# 3D background (need an advice please)



## Froggy (Jan 23, 2012)

Hi everyone,
I did 3D background (not glued yet).
I have some questions:
1) I reviewed couple topics here about Silicone. If I use GE Silicone 1 inside the aquarium, Is it still safe for using inside the tank or it's safe only for outer joints? I asked in Rona and they said that it's not designated for aquariums.
2)How about hot glue? 
3)How long will take the silicone completely to be cured? 2-3 days?
The reason that I am asking is because I don't have an extra aquarium to put my fish and frogs in for that time. How long fish can stay in a bucket (of course with aeration)?
I like my little friends and I don't want to make stress for them.
Any advice would be appreciated. 
Thanks a lot.


----------



## skrick (Apr 25, 2010)

use GE doors and windows #1 silicone the blue tube its fine and cure for a few days


----------



## gklaw (May 31, 2010)

Really, does it worth taking chance of loosing fish to save $10 off a tube of silicon that will last for a year. I would grab one from LFS.

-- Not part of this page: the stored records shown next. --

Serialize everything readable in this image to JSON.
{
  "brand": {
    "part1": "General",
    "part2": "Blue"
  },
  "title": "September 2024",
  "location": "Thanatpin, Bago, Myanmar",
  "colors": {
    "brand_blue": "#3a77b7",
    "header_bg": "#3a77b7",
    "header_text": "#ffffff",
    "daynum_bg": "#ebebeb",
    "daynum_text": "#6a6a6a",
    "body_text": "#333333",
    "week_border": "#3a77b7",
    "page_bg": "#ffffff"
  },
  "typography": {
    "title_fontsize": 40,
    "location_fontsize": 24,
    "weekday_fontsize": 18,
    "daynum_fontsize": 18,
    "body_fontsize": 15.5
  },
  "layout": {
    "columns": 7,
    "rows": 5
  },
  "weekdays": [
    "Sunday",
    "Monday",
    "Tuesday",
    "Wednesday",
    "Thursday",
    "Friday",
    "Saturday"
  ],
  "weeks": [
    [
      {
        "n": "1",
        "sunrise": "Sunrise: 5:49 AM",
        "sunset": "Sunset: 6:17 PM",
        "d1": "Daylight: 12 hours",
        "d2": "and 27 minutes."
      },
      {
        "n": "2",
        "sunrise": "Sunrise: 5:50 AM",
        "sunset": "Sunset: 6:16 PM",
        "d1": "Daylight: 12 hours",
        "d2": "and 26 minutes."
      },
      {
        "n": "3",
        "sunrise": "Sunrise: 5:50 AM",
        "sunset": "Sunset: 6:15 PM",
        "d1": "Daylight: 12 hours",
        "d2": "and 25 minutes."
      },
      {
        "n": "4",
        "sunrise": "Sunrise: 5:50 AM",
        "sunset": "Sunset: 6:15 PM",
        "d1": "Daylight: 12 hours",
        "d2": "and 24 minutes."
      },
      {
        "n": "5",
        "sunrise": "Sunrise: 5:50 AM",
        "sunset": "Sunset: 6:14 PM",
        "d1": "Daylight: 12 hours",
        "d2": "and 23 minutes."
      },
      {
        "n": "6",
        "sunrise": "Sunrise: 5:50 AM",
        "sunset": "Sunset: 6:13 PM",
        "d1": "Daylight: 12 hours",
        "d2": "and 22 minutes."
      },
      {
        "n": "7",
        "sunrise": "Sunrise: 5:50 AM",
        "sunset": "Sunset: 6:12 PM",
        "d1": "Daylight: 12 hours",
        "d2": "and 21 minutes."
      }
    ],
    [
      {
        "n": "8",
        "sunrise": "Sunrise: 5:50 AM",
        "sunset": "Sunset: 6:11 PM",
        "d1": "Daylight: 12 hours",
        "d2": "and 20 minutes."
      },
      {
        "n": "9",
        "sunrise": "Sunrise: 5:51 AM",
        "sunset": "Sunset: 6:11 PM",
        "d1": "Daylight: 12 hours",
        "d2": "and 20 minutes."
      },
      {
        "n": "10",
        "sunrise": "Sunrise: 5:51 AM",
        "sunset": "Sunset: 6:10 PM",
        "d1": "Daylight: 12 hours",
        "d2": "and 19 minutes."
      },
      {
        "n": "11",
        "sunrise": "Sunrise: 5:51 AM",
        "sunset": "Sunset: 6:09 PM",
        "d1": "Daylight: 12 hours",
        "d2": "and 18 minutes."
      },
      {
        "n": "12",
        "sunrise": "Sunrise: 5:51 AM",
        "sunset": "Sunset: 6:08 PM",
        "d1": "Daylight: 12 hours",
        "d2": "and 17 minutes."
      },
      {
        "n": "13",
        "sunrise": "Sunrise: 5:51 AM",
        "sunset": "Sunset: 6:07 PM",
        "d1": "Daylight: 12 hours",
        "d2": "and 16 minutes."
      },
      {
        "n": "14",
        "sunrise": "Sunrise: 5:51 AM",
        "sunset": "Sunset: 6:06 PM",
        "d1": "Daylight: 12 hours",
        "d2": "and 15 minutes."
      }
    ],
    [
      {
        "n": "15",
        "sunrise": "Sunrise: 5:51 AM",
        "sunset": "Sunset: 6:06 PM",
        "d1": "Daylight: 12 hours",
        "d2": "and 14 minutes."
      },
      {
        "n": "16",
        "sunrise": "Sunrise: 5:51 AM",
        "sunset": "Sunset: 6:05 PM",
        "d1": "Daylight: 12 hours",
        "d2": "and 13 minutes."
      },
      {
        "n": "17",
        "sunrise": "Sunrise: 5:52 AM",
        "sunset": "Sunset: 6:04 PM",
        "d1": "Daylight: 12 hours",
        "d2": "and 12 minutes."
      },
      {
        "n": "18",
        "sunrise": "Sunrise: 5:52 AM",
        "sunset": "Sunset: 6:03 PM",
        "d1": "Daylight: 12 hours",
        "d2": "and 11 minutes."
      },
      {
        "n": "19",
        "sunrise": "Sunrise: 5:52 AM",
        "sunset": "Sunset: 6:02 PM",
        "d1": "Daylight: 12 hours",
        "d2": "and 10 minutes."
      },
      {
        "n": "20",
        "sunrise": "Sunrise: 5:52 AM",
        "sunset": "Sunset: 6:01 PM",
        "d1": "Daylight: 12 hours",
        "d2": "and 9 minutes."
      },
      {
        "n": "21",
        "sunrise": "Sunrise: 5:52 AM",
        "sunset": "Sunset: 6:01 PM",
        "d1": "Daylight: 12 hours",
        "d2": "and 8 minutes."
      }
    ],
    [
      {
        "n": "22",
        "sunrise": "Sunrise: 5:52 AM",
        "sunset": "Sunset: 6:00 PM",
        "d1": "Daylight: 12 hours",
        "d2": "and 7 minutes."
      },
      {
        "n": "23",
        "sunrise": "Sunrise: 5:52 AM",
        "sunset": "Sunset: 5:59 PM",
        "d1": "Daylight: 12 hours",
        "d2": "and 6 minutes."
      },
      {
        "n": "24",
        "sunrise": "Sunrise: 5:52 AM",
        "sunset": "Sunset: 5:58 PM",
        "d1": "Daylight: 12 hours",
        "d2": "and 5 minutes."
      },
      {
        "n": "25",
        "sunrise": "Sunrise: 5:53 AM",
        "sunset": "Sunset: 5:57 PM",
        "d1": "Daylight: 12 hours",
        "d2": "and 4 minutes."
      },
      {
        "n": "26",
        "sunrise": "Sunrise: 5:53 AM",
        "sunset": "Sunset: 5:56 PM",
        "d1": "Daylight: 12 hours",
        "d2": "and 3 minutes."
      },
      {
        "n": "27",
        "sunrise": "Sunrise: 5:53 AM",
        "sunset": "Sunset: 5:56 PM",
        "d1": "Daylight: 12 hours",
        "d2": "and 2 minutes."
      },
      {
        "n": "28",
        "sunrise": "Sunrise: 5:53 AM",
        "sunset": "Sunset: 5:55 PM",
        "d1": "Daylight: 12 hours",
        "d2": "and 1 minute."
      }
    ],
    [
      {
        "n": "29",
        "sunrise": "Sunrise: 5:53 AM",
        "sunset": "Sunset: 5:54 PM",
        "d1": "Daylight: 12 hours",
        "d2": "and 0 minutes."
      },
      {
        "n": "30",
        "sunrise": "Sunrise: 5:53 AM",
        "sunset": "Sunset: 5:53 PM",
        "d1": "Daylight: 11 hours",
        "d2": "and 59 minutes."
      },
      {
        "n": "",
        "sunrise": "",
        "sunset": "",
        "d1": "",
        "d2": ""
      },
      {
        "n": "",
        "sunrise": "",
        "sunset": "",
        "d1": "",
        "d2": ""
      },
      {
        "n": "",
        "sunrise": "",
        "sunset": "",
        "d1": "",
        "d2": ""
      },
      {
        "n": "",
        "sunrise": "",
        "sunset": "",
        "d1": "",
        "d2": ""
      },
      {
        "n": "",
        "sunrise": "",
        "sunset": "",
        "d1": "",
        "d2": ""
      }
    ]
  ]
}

Not hot melt glue ! Won't hold permanently, so disaster waiting to happen.

You should be able to put your fish back in after 24 hours cure if you are in a rush. It will release vinegar into your water while curing, that all.


----------



## Froggy (Jan 23, 2012)

gklaw said:


> Really, does it worth taking chance of loosing fish to save $10 off a tube of silicon that will last for a year. I would grab one from LFS.


I am not looking to save money on it. I just searched for aquarium safe silicone today (Rona, HD,Canadian tire). I didn't find. Thanks for reffering to LFS. I didn't think about it.


----------